“Kaç yaşında olursa olsun, o benim için hala çocuk.” Hepimiz annelerin ağzından buna benzer ifadeler duymuşuzdur. Bu düşünceler bize çok masum gibi görünse de, çocukların kişiliği oturmamış, öz güveni eksik bireyler olarak yetişmesine sebep oluyor.
Erkek çocuklarının anneleriyle ilişkileri hep özel ve zorlu olmuştur. Ergenlik süreci bu durumu ayrı bir noktaya sürükler. En iyisi uzmanların bu konudaki görüşlerine kulak vermek ve anne-çocuk ilişkisine zarar vermeden, ergenlik gibi zorlu bir evreyi mümkün oldukça az sıyrıkla atlatmak.

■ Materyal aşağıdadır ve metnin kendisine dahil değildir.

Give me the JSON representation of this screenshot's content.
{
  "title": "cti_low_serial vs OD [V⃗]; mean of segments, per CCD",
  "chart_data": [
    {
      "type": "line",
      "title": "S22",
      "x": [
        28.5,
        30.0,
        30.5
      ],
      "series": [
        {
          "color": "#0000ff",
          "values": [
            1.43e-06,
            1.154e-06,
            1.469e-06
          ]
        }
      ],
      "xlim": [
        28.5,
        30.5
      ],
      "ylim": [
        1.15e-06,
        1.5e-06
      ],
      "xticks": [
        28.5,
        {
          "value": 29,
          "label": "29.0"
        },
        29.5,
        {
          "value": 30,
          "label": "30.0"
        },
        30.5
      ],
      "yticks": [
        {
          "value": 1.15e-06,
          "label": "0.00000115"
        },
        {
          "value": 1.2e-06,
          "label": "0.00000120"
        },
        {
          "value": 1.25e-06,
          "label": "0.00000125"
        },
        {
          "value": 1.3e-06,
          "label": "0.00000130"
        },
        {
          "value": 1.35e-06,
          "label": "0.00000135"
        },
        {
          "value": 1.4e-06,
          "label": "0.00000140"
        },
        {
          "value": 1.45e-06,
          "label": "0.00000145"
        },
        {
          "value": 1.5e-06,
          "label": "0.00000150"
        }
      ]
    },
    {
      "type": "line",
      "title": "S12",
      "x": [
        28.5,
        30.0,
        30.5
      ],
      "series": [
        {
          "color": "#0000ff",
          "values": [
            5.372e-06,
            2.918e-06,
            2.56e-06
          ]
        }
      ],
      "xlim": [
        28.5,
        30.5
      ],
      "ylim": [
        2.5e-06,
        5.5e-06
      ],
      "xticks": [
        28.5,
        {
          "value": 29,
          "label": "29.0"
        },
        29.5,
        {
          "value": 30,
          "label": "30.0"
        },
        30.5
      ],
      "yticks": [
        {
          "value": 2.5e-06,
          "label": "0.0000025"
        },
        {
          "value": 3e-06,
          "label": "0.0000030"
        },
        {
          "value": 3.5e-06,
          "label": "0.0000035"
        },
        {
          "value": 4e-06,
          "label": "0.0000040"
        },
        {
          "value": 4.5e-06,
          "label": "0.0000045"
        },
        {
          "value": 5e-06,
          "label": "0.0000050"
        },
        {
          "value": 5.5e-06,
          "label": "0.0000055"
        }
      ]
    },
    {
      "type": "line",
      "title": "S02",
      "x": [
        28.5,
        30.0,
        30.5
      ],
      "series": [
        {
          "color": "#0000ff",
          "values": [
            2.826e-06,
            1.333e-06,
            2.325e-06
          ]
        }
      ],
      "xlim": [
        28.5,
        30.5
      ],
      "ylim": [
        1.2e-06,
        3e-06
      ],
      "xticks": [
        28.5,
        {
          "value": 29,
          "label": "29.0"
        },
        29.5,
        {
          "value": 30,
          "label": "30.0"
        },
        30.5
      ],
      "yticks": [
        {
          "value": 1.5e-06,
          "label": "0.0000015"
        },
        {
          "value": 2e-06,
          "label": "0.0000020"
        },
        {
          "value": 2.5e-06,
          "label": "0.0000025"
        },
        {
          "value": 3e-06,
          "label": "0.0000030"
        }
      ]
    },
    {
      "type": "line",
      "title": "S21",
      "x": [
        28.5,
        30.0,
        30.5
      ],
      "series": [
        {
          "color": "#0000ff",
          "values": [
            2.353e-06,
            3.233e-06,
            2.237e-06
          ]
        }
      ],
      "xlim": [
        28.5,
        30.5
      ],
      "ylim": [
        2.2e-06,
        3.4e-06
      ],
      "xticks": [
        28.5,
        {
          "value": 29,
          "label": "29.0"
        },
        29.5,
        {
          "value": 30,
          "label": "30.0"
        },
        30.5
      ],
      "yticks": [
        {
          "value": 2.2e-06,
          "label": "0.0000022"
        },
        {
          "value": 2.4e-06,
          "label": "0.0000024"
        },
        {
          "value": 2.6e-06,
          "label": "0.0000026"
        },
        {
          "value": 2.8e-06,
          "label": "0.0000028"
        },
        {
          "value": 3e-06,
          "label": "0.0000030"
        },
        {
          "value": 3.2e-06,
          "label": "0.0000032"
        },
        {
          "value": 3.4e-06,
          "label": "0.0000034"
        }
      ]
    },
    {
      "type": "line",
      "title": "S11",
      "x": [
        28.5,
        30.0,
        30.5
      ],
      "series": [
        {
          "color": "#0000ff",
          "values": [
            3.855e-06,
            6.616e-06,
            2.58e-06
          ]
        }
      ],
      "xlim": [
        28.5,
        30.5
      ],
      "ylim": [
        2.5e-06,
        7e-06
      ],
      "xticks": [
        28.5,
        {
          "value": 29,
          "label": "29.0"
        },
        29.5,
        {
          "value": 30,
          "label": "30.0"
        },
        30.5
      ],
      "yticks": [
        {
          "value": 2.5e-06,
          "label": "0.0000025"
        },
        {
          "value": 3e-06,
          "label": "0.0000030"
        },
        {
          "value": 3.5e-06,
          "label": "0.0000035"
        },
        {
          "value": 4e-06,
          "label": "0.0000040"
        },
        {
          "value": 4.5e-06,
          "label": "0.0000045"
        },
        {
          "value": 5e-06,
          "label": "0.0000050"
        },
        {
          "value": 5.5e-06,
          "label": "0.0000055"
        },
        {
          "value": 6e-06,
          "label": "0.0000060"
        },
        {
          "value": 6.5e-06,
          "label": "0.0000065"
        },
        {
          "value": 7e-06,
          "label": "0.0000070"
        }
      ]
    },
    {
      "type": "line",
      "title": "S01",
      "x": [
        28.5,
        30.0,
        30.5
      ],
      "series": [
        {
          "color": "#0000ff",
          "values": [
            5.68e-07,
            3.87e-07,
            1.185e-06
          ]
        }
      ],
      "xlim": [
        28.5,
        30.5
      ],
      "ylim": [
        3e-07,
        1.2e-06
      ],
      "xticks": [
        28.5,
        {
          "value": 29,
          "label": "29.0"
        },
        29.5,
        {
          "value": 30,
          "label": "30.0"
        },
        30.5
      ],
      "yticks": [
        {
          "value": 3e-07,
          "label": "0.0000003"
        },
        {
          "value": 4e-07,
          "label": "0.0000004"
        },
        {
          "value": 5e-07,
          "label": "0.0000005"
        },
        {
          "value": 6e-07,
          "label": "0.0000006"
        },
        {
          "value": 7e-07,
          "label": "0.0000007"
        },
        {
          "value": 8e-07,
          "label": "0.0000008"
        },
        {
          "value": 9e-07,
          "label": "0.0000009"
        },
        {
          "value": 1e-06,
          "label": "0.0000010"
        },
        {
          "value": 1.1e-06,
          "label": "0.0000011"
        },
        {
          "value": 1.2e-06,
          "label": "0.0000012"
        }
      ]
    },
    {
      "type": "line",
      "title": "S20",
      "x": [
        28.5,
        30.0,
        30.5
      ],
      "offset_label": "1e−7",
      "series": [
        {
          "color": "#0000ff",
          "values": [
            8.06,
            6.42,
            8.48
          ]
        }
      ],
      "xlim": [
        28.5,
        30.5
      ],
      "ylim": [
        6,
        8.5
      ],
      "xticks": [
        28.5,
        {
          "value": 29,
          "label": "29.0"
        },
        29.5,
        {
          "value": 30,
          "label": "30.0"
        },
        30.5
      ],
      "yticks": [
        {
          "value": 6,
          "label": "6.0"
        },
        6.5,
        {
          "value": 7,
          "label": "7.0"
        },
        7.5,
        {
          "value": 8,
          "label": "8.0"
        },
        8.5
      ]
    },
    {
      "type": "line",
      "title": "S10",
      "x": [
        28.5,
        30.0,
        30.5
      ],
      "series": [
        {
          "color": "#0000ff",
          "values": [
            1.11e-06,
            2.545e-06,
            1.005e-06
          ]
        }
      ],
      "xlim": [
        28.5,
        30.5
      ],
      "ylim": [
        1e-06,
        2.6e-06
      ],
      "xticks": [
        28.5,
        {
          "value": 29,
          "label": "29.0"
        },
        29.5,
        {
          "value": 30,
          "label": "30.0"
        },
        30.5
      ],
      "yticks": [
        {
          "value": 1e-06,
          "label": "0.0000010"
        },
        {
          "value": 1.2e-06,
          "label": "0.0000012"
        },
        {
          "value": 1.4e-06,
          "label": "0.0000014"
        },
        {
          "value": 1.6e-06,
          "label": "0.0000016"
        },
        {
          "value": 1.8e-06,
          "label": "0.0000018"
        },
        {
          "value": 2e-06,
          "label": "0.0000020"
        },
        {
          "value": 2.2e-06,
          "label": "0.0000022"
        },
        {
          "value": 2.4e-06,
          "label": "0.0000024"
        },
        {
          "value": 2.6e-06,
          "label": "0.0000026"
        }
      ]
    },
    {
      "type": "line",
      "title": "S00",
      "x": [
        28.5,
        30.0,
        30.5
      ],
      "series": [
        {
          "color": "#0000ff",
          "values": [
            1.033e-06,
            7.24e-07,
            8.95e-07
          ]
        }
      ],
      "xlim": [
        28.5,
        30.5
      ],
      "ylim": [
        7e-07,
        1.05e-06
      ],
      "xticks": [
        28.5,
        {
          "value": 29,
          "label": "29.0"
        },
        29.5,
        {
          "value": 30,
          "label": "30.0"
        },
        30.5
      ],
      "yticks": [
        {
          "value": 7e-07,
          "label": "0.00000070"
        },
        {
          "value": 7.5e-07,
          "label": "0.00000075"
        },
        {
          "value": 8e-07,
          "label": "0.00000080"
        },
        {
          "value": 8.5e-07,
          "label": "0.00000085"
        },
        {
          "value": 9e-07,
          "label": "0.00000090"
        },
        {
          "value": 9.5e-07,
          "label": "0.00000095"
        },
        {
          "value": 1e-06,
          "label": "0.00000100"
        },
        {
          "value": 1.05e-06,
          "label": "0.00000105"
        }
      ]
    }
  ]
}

Erkek çocuğunuz 12 yaşlarına ulaştığında, onda görmeye alıştığınız her şeyin kökten bir değişikliğe uğramaya başladığını fark edersiniz. Zamanla o eski masum çocuk gider, yerine daha saldırgan, daha çabuk öfkelenen bir genç gelir. Artık karşı cinsin farkındadır ve bedeni testosteron hormonuyla tanışmıştır. Eskiden dondurma yemeye götürdüğünüz çocuğunuzla alışverişe çıktığınızda, onu artık üç metre gerisinden izlemeniz gerekir. Süper kahraman posterleri, yerini alternatif müzik gruplarınınkine bırakır. Aynanın karşısında saatler harcamasına rağmen yaşıtlarında uyandırmak istediği izlenim, görünümüne hiç özen göstermediği, aslında hiçbir şeyi de umursamadığıdır.
Çocuk büyütmenin aslında bir maraton olduğunu, her zamankinden çok bu yaşlarda hissederiz. Tıpkı maraton koşucuları gibi, artık çok yorulduğumuzu, bırakmak istediğimizi düşünürken, en çok çaba göstermemiz gereken son etap gelir çatar. Enerjimizi sonuna dek kullanmış, sabrımızı tüketmiş olduğumuzu sanırken, birdenbire sayısız yeni sorun kapıyı çalar. Medya da bize hiç yardımcı olmaz bu konuda, reklamların gençlere yönelik mesajı hep aynıdır: Günü yaşa… Mutlu olmaya bak…… Sen gençsin… Özgürsün… Yalnızca yaşlılar sorumluluk sahibidir…
Ne Yapmalı?
Anne oğlunu, eşi gibi görüp davranmamalı, onun bir ergen olduğunu unutmamalıdır. Annenin oğluyla ilişkisinde mesafe olmalı ama bu bir mesafe kopukluğa da yol açmamalı. Bazı anneler oğlunun büyüdüğünü görmekte zorlanabiliyor.
Oğlunuzun büyümesine izin verin. Türk aile yapısında erkek çocuklara sorumluluk verilmemesi, gelecekteki yaşamlarında da sorunlara yol açıyor.
Kendinizle kıyaslamayın. Kıyaslamak oğlunuzun kendisini mutsuz ve yetersiz hissetmesine neden olur.
Arkadaşça yaklaşan anne olun. Ancak annesi olduğunuzu, daima ona destek vereceğinizi hissettirin.
Onlarla inatlaşmaktan kaçının.
Yeterli zaman ayırın, dinleyin. Arkadaşlarını küçümseyip ‘saçını beğenmedim, o çocuk tembel, onunla niye arkadaşlık ediyorsun?’ gibi cümleler kurarak yaklaşmayın.